In short, they’re lifestyle and priorities training for rich folk.

Most of us don’t have the luxury of just “making sacrifices.” No doubt the gurus would call this a “choice.” I suppose they’d be right. But it’s a different sort of choice than the ones they’re making.

— § —

I used to know things that I’ve forgotten.

I keep having this sense.

It overwhelms me, in fact, much of the time.

I can’t articulate what these things are, or even what their nature is. I don’t know where the sense comes from, or how to talk about it with clarity.

Just that I’ve forgotten important things; very important things. Not facts, or a particular kind of “knowledge,” per se. More ways of being—being alive, being emplaced, being a body, being in the world, being busy, being a self.

In some ways, it feels like the conceptual version of phantom limb syndrome.

— § —

We race.

We race from one thing to the next.

That’s what we do; that’s the nature of our society.

We race toward death.

— § —

My forgetting wasn’t an accident. It was necessary. Required, even. There was no avoiding it; there was no other choice.

It was, however, a catastrophic loss made plausible only because the alternative was so much the more catastrophic.

And now, having forgotten, I’m like the dying traveller standing outside the city wall; all the world’s pleasures are just inside, but I stand in the desert, slowly sinking toward the hot sand and toward my death because I do not remember the password given to me at the start of my journey.

Those on the inside would love to help, but their advice and hints are pointless.
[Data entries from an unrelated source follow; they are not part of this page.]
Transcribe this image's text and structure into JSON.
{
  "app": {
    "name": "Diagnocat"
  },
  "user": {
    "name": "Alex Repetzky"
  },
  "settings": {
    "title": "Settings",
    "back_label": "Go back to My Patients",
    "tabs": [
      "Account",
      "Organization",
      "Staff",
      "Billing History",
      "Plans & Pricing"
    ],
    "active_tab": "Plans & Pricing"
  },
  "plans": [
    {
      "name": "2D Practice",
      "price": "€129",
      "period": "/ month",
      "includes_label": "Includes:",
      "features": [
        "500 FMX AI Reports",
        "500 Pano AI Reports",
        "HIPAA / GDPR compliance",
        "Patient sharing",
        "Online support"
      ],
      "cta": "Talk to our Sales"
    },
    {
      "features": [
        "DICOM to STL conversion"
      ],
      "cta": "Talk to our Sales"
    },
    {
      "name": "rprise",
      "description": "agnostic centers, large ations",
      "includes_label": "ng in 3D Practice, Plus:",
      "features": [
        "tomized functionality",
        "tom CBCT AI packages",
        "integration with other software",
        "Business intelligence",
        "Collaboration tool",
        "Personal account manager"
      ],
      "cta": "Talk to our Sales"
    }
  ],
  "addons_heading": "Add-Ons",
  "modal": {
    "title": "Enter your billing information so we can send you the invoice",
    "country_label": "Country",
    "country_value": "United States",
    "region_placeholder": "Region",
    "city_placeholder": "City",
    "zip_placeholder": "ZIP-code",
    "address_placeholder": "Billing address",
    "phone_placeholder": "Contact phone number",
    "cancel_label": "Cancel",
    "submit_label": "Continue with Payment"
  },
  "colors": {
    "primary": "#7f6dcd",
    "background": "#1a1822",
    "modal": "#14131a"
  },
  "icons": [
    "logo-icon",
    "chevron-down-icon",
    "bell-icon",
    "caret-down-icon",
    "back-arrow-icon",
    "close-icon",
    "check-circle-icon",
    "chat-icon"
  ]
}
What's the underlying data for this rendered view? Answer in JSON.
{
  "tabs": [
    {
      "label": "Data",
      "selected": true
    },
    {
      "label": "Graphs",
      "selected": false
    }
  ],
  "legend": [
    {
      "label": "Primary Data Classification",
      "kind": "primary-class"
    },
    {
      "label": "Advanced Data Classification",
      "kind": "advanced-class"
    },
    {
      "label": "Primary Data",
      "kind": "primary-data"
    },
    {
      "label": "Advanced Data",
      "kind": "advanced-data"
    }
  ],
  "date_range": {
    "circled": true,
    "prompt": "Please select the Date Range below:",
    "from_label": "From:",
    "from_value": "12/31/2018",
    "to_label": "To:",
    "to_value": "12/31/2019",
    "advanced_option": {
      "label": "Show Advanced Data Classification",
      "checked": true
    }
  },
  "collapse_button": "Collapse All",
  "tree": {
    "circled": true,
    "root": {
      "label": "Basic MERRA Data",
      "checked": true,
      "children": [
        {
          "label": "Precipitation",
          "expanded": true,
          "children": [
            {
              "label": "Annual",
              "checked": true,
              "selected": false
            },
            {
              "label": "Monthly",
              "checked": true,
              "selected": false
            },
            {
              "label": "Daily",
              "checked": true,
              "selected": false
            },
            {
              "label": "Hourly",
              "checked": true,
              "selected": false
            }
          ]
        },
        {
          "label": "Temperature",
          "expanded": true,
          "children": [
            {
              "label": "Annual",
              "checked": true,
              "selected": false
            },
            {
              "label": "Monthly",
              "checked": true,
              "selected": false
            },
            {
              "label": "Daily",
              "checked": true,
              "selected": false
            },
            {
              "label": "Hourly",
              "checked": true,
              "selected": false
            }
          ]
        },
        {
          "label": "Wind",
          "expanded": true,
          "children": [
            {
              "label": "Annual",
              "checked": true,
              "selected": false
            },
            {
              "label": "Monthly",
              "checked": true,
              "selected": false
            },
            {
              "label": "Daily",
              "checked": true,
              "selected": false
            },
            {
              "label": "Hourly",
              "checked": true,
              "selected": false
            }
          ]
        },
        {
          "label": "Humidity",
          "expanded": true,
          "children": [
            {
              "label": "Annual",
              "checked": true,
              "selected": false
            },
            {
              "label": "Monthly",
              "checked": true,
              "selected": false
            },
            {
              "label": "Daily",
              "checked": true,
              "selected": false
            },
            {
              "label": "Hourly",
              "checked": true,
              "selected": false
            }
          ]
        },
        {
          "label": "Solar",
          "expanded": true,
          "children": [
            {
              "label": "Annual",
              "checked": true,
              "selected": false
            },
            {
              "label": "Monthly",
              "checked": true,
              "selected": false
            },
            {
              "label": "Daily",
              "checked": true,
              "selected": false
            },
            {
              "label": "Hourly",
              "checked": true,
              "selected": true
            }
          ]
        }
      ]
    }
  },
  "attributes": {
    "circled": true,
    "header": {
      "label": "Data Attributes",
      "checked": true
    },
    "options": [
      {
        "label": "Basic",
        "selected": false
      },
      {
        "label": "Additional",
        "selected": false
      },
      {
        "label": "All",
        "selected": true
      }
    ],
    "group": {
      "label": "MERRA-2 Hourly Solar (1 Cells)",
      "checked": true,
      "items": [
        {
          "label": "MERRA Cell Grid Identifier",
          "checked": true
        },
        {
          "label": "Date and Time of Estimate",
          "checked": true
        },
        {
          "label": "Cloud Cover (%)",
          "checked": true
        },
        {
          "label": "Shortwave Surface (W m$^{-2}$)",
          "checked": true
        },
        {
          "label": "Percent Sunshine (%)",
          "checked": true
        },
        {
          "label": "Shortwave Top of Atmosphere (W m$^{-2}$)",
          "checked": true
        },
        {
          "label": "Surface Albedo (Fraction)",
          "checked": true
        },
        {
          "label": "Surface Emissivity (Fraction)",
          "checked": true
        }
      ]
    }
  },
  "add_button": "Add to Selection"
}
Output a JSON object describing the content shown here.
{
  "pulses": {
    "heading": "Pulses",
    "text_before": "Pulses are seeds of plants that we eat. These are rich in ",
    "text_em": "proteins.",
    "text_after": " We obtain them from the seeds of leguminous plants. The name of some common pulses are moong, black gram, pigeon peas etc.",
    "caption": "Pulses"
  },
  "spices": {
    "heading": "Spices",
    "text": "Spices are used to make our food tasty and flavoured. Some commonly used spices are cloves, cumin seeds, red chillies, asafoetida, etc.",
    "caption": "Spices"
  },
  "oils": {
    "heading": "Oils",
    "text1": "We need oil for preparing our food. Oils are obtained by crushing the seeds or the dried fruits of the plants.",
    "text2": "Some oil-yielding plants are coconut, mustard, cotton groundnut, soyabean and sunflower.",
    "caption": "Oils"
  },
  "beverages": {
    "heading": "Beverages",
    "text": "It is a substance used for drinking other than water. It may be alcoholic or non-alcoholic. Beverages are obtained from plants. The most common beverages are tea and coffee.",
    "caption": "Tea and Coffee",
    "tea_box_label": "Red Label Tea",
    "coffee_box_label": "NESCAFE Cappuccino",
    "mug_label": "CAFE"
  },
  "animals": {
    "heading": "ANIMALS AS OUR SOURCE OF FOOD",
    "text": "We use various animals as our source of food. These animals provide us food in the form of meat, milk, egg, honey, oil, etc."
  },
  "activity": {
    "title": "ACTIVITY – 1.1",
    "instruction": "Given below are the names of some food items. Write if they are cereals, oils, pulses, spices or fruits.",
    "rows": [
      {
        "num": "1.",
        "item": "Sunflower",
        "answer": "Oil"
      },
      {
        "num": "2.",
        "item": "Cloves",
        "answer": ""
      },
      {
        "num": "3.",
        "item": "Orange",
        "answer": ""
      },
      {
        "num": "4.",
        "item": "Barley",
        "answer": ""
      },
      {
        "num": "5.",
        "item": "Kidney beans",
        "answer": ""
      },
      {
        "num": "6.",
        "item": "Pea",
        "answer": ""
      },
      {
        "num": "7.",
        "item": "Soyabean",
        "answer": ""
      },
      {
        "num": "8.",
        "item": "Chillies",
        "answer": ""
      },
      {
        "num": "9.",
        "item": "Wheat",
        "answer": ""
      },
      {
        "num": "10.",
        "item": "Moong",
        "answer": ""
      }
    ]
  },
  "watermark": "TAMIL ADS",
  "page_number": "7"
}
Forgotten is forgotten.

The password is lying somewhere in the middle of the desert, half-buried and camouflaged in sand, between a vaguely recalled place of origin left behind countless footsteps ago and the wall through which none may pass without it.

— § —

I can’t articulate a purpose for most of what I do, other than that I do it to get paid.

That’s no way to be.

— § —

I am surrounded by camera bodies and writing tools and gadgets. I can’t seem to stop myself from acquiring them, configuring them, and putting them through their paces in the few minutes that I have before the end of the workday and the beginning of sleep.

Clearly, if I were able to make “sacrifices,” I know which things I would sacrifice *for*.

— § —

I suppose I’ll just have to be buried alongside them.

There is a poetry in that—the most valued tools, empty, but nonetheless there. Always kept in hopes of the discovery of an open moment—which never came.

The messiah arrived first; the words and pictures will simply have to wait.

— § —

I am repeating myself. This has become a space in which I say the same thing over and over again.

This is largely because I live the same days, same weeks, and same months over and over again.

Same days.
Same posts.
Same problems.

Groundhog Blog.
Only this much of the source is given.